Likewise, a study by the Environmental Working Group (EWG) found new evidence that babies are being being born "pre-polluted" by chemical agents transferred from their mothers:
Laboratory tests commissioned by Environmental Working Group (EWG) and Rachel's Network have detected Bisphenol A (BPA) for the first time in the umbilical cord blood of U.S. newborns. The tests identified the plastics chemical in 9 of 10 cord blood samples from babies of African American, Asian and Hispanic descent.

The findings provide hard evidence that U.S. infants are contaminated with BPA beginning in the womb.

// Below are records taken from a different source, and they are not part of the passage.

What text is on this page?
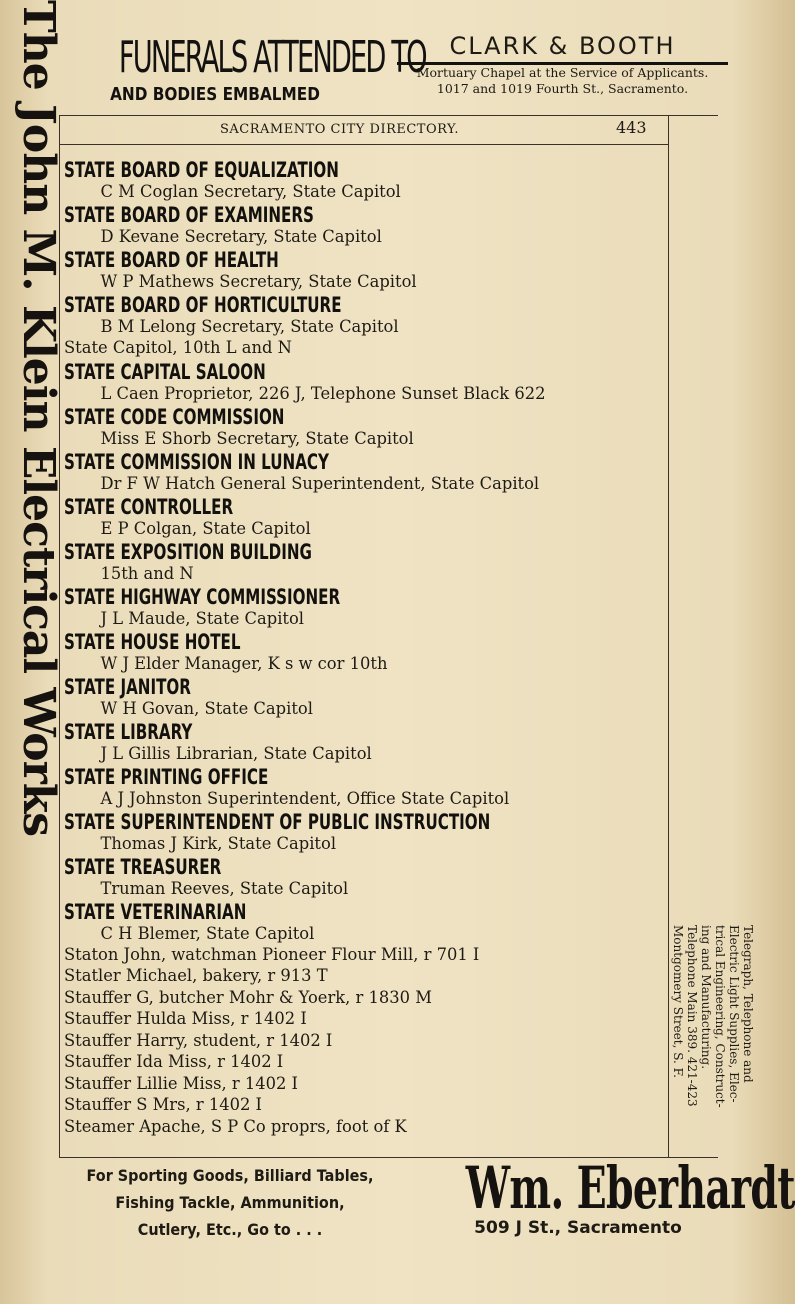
FUNERALS ATTENDED TO
AND BODIES EMBALMED
CLARK & BOOTH
Mortuary Chapel at the Service of Applicants.
1017 and 1019 Fourth St., Sacramento.
SACRAMENTO CITY DIRECTORY.	443
STATE BOARD OF EQUALIZATION
C M Coglan Secretary, State Capitol
STATE BOARD OF EXAMINERS
D Kevane Secretary, State Capitol
STATE BOARD OF HEALTH
W P Mathews Secretary, State Capitol
STATE BOARD OF HORTICULTURE
B M Lelong Secretary, State Capitol
State Capitol, 10th L and N
STATE CAPITAL SALOON
L Caen Proprietor, 226 J, Telephone Sunset Black 622
STATE CODE COMMISSION
Miss E Shorb Secretary, State Capitol
STATE COMMISSION IN LUNACY
Dr F W Hatch General Superintendent, State Capitol
STATE CONTROLLER
E P Colgan, State Capitol
STATE EXPOSITION BUILDING
15th and N
STATE HIGHWAY COMMISSIONER
J L Maude, State Capitol
STATE HOUSE HOTEL
W J Elder Manager, K s w cor 10th
STATE JANITOR
W H Govan, State Capitol
STATE LIBRARY
J L Gillis Librarian, State Capitol
STATE PRINTING OFFICE
A J Johnston Superintendent, Office State Capitol
STATE SUPERINTENDENT OF PUBLIC INSTRUCTION
Thomas J Kirk, State Capitol
STATE TREASURER
Truman Reeves, State Capitol
STATE VETERINARIAN
C H Blemer, State Capitol
Staton John, watchman Pioneer Flour Mill, r 701 I
Statler Michael, bakery, r 913 T
Stauffer G, butcher Mohr & Yoerk, r 1830 M
Stauffer Hulda Miss, r 1402 I
Stauffer Harry, student, r 1402 I
Stauffer Ida Miss, r 1402 I
Stauffer Lillie Miss, r 1402 I
Stauffer S Mrs, r 1402 I
Steamer Apache, S P Co proprs, foot of K
The John M. Klein Electrical Works
Telegraph, Telephone and
Electric Light Supplies, Elec-
trical Engineering, Construct-
ing and Manufacturing.
Telephone Main 389. 421-423
Montgomery Street, S. F.
For Sporting Goods, Billiard Tables,
Fishing Tackle, Ammunition,
Cutlery, Etc., Go to . . .
Wm. Eberhardt
509 J St., Sacramento
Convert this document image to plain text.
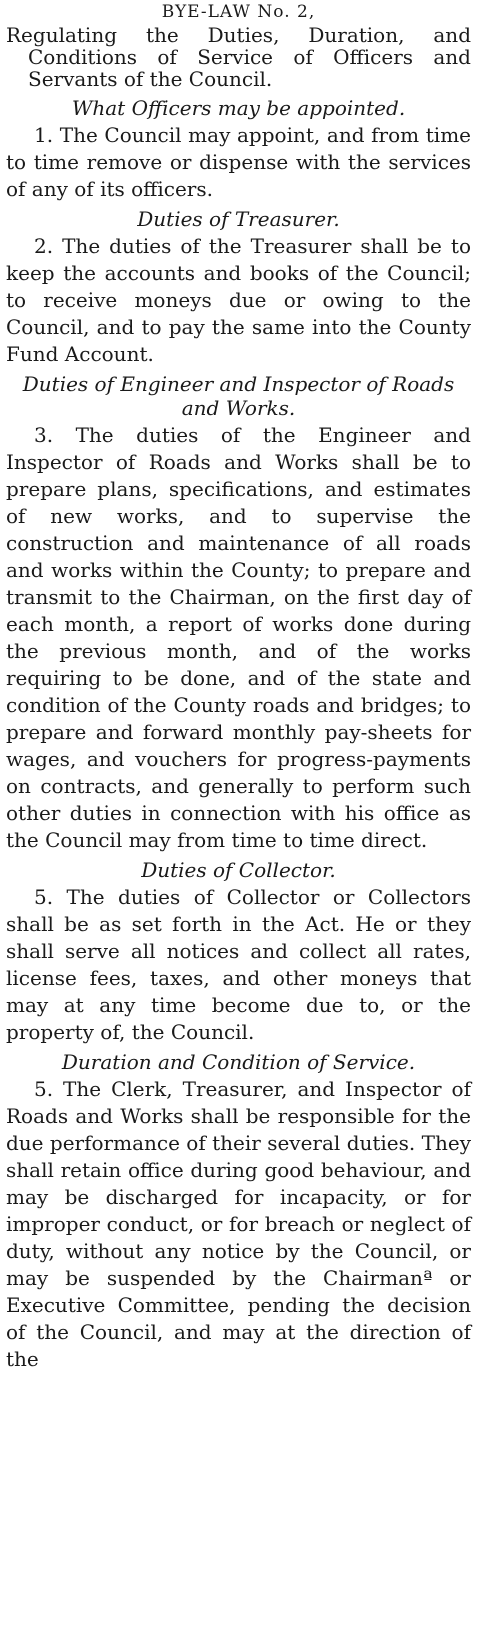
BYE-LAW No. 2,
Regulating the Duties, Duration, and Conditions of Service of Officers and Servants of the Council.
What Officers may be appointed.

1. The Council may appoint, and from time to time remove or dispense with the services of any of its officers.

Duties of Treasurer.

2. The duties of the Treasurer shall be to keep the accounts and books of the Council; to receive moneys due or owing to the Council, and to pay the same into the County Fund Account.

Duties of Engineer and Inspector of Roads and Works.

3. The duties of the Engineer and Inspector of Roads and Works shall be to prepare plans, specifications, and estimates of new works, and to supervise the construction and maintenance of all roads and works within the County; to prepare and transmit to the Chairman, on the first day of each month, a report of works done during the previous month, and of the works requiring to be done, and of the state and condition of the County roads and bridges; to prepare and forward monthly pay-sheets for wages, and vouchers for progress-payments on contracts, and generally to perform such other duties in connection with his office as the Council may from time to time direct.

Duties of Collector.

5. The duties of Collector or Collectors shall be as set forth in the Act. He or they shall serve all notices and collect all rates, license fees, taxes, and other moneys that may at any time become due to, or the property of, the Council.

Duration and Condition of Service.

5. The Clerk, Treasurer, and Inspector of Roads and Works shall be responsible for the due performance of their several duties. They shall retain office during good behaviour, and may be discharged for incapacity, or for improper conduct, or for breach or neglect of duty, without any notice by the Council, or may be suspended by the Chairmanª or Executive Committee, pending the decision of the Council, and may at the direction of the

Additional tests conducted by five laboratories in the U.S., Canada and Europe found up to 232 toxic chemicals in the 10 cord blood samples. Besides BPA, substances detected for the first time in U.S. newborns included a toxic flame retardant chemical called Tetrabromobisphenol A (TBBPA) that permeates computer circuit boards, synthetic fragrances (Galaxolide and Tonalide) used in common cosmetics and detergents, and perfluorobutanoic acid (PFBA or C4), a member of the notorious Teflon chemical family used to make non-stick and grease-, stain- and water-resistant coatings for cookware, textiles, food packaging and other consumer products.

The EWG study is the first to find perchlorate contamination in cord blood samples from multiple states. (A study by researchers at the U.S. Centers for Disease Control and Prevention recently found perchlorate in cord blood samples from infants born in New Jersey.) Nine of the 10 samples in the EWG study were contaminated with perchlorate, a solid rocket fuel component and potent thyroid toxin that can disrupt production of hormones essential for normal brain development.
There is unquestionably something driving the explosive growth of autism in the United States, which now affects 1 in every 150 children born.  Th origin might be genetics, it might be improved diagnosis, it might be environmental, or it might be some combination thereof.  If an environmental factor is wholly or partially responsible, however, it would seem that focusing on vaccines - compounds which, by the way, undergo significant testing before their use on human beings - is potentially counterproductive.  Simply stated, it appears that there is ample evidence that the cause might be pretty much everything else.